Most of the ethanol used in blended gasoline is produced from corn.   Only about 15% is “advanced biofuels” - ethanol made from various types of non-food biomass such as cornstalks and corncobs, wheat stalks, wood chips, and the pulp waste from fruit processing.

Under the Energy Independence and Security Act of 2007 (EISA 2007), the EPA establishes specific production targets each year for corn ethanol and advanced biofuels.  The EPA recently proposed reducing the production targets for 2014.  A large proportion of the proposed reduction will come at the expense of advanced biofuels.  Back in 2007, EISA set a target for advanced biofuel production of 21 billion gallons by 2022.   With a proposed 2014 production rate of only 2.2 billion gallons, that target looks like a pipe dream now.
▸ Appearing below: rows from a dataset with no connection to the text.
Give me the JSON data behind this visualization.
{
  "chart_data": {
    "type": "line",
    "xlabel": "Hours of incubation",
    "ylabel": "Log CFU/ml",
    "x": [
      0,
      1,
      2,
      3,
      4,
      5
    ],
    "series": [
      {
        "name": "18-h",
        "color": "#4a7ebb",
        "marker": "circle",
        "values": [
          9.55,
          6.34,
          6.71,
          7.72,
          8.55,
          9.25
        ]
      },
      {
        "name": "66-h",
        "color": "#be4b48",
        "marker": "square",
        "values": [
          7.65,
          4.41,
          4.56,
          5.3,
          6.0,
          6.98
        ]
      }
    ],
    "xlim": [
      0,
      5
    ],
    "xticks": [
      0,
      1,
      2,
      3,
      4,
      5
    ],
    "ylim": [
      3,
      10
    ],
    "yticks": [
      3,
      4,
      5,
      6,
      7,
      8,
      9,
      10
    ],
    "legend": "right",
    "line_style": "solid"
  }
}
Why is the EPA reducing its targets for advanced biofuels?  A steady supply of corn ethanol is one reason.  In addition, gasoline manufacturers (and even the publics) general dislike the mandate that ethanol be blended with gasoline.  The original proposal was that gasoline should eventually contain 15% ethanol, but resistance to the higher level means that most gasoline still only contains 10% ethanol.  With corn alcohol production high and fuel alcohol demand low, advanced biofuels aren’t really needed right now.

The new proposed production targets may create difficulties for several companies doing research into advanced biofuels, as well as those companies currently building production facilities.  That’s too bad, because in the long run it would be nice to be able to produce ethanol economically from something other than a food source (corn).